I'm trying to make two Ajax calls to get data to populate different bits of a web page, and as you'll already know, only the second happens.
So I thought I'd do this:
callAjax1('a'); callAjax2('b');
function callAjax1(data) {
ajax(data);
}
function callAjax2(data) {
ajax(data);
}
function ajax(data) {
// calls XMLHttpRequestObject etc
}
The idea was that instead of calling ajax() twice, now, I'd have two independent instances of ajax that would run independently.
It works .. but only if I put in an alert at the top of ajax() to let me know I've arrived.
So I'm thinking that alert gives the first request time to finish before the second is called.

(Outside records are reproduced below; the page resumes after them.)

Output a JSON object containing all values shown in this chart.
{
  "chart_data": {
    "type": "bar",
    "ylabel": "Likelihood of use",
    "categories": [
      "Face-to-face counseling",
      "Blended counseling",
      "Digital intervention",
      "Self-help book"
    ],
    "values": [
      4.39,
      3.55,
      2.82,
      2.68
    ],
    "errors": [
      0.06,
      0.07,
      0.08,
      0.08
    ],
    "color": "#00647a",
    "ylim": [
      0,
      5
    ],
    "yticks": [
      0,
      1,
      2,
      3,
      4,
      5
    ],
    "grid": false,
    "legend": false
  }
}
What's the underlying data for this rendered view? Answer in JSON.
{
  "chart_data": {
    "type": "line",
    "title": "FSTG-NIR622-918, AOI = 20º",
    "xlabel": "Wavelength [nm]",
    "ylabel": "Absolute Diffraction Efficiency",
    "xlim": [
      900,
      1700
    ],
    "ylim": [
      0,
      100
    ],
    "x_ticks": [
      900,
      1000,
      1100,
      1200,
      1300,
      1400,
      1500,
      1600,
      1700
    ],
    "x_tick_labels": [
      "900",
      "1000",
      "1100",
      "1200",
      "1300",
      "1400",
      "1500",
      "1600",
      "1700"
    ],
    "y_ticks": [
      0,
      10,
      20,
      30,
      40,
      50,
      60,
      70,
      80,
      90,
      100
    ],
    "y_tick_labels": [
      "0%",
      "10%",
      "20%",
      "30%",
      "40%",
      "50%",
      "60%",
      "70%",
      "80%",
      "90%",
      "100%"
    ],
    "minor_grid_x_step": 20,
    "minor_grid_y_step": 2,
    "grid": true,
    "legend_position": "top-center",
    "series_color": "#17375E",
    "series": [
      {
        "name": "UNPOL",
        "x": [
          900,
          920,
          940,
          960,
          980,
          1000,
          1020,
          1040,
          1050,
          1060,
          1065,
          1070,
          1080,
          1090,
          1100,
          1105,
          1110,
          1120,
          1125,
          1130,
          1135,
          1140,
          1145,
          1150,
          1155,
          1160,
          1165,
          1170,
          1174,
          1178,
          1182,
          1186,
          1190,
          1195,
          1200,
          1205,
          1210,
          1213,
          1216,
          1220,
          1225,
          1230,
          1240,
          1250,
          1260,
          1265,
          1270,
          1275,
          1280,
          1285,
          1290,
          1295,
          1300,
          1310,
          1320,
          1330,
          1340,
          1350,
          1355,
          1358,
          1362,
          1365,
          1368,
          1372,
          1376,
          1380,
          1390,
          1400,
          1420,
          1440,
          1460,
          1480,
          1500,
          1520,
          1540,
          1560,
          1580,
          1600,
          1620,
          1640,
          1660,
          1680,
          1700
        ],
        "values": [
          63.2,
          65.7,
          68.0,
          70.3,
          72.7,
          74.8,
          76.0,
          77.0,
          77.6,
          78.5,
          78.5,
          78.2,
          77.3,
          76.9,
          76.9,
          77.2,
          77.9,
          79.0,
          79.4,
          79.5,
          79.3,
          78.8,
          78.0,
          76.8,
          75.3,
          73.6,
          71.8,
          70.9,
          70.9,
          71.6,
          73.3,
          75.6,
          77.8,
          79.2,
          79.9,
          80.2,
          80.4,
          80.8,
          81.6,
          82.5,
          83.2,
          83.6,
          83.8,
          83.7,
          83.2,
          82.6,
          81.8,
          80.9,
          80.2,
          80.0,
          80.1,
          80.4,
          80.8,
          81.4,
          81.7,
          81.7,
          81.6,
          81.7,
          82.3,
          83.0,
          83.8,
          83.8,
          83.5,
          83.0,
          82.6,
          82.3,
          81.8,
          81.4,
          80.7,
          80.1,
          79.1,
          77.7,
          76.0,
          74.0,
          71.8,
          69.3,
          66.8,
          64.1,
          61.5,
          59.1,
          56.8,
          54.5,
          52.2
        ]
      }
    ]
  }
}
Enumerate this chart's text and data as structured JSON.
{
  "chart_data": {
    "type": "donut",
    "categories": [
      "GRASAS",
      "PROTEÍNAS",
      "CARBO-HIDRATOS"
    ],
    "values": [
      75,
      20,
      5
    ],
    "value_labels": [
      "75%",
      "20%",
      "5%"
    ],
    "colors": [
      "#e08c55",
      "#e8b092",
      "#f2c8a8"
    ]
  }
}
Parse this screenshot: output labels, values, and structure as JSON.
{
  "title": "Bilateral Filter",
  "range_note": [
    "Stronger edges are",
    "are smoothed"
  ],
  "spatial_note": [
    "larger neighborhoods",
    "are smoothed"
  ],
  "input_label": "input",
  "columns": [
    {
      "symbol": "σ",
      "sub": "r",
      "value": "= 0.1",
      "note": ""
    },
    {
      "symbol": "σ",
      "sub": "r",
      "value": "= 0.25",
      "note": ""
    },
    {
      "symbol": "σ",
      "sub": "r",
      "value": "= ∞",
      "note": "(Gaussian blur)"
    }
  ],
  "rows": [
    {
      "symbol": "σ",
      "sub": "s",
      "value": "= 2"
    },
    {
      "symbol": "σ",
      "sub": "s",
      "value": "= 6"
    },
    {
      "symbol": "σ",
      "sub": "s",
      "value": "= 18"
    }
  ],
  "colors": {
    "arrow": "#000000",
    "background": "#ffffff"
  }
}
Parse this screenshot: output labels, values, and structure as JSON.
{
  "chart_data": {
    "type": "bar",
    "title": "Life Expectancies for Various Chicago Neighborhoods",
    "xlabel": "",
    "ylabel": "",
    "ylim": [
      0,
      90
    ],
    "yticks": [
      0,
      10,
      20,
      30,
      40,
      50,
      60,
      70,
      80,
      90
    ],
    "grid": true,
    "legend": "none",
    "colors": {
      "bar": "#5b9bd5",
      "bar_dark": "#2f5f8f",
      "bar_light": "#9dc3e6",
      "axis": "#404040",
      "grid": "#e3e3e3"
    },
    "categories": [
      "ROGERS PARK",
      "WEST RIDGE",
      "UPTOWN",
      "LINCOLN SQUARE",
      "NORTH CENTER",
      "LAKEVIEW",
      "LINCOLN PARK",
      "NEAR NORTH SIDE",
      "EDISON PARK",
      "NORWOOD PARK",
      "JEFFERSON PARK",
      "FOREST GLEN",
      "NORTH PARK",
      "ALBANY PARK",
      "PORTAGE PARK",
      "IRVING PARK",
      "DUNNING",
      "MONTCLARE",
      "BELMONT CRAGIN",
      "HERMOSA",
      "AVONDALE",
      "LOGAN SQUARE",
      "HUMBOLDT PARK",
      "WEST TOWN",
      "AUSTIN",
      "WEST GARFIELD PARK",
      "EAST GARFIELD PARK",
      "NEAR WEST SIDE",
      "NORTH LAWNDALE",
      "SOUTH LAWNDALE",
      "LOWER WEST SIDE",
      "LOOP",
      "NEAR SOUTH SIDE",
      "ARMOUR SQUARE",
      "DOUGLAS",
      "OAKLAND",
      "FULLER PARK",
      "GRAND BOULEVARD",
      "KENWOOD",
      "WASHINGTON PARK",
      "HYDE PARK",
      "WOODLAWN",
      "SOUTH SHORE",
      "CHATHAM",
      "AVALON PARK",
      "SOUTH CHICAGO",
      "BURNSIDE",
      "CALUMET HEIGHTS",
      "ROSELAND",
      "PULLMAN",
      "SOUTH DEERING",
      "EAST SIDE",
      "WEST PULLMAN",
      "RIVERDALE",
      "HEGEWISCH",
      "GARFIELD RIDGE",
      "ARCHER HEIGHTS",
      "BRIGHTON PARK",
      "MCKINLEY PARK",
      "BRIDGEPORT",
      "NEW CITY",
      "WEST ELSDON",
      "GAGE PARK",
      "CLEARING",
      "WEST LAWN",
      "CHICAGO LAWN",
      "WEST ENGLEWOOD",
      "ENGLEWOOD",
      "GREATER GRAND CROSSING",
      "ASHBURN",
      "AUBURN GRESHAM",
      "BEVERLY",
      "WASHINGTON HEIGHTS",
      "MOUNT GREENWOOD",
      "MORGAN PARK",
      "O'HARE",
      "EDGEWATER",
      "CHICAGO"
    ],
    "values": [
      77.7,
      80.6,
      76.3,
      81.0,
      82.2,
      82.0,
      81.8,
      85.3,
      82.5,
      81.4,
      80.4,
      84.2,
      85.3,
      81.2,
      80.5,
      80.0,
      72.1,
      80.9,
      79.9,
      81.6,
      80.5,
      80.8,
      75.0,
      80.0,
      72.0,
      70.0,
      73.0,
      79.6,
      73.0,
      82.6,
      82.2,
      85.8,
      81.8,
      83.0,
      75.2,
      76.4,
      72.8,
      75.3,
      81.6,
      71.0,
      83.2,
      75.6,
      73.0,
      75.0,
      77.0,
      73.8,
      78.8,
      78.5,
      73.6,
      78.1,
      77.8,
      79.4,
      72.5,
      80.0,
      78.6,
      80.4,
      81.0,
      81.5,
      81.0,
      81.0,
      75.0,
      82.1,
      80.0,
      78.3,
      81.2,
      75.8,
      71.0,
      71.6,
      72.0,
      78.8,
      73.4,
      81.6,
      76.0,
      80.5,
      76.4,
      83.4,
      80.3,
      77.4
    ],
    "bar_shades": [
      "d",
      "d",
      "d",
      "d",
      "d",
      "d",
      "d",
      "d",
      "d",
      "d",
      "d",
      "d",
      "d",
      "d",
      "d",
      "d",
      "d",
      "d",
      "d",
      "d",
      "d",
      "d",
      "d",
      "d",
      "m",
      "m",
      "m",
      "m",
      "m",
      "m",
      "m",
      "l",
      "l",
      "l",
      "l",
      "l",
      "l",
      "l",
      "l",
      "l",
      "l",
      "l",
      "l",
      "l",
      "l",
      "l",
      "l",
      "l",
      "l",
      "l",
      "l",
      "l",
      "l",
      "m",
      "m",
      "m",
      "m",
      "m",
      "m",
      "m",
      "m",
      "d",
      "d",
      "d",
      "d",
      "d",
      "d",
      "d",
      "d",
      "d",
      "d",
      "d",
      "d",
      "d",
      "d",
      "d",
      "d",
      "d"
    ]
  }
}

Therefore, I've not managed to separate them properly into separate instances. Is that not possible?
What am I missing?
All the best
J
UPDATE:
I'm thinking this, do I stand a chance?
tParams = new Array (2); // we intend to call ajax twice
tParams[0] = new Array('ajaxGetDataController.php', 'PROJECT', 'id');
tParams[1] = new Array('ajaxGetFileController.php', 'FILE', 'projectId');
<select name='projectSelector' onchange=\"saveData(tParams, this.value);\">\n";
// gets called, twice
function saveData(pParams, pData) // pParams are: PageToRun, Table, Field
{
if (XMLHttpRequestObject)
{
tPage = pParams[0][0]+'?table='+pParams[0][1]+'&pField='+pParams[0][2]+'&pData='+pData;
XMLHttpRequestObject.open('GET', tPage);\n
XMLHttpRequestObject.onreadystatechange = callAjax(pParams, pData);
XMLHttpRequestObject.send(null);
}
}
function callAjax(pParams, pData)
{
if (XMLHttpRequestObject.readyState == 4 && XMLHttpRequestObject.status == 200)
{
var tReceived = XMLHttpRequestObject.responseXML;
options = tReceived.getElementsByTagName('option'); // fields and their values stored in simplest XML as options
popForm(options, pParams[0][1]); // goes off to use the DOM to populate the onscreen form
pParams.shift(); // cuts off pParams[0] and moves all elements up one
if (pParams.length>0)
{
saveData(pParams, pData);
}
}
}
I would create a ready state variable for the AJAX function:
function ajax(data) {
readyState = false;
// calls XMLHttpRequestObject etc
}
And then check for the ready state before executing the second call:
function callAjax2(data) {
if(readyState == true) {
ajax(data);
readyState = true;
}
}
And make sure to change the readyState back to false after the AJAX calls have executed. This will ensure the first AJAX call has finished executing before the second one tries to fire.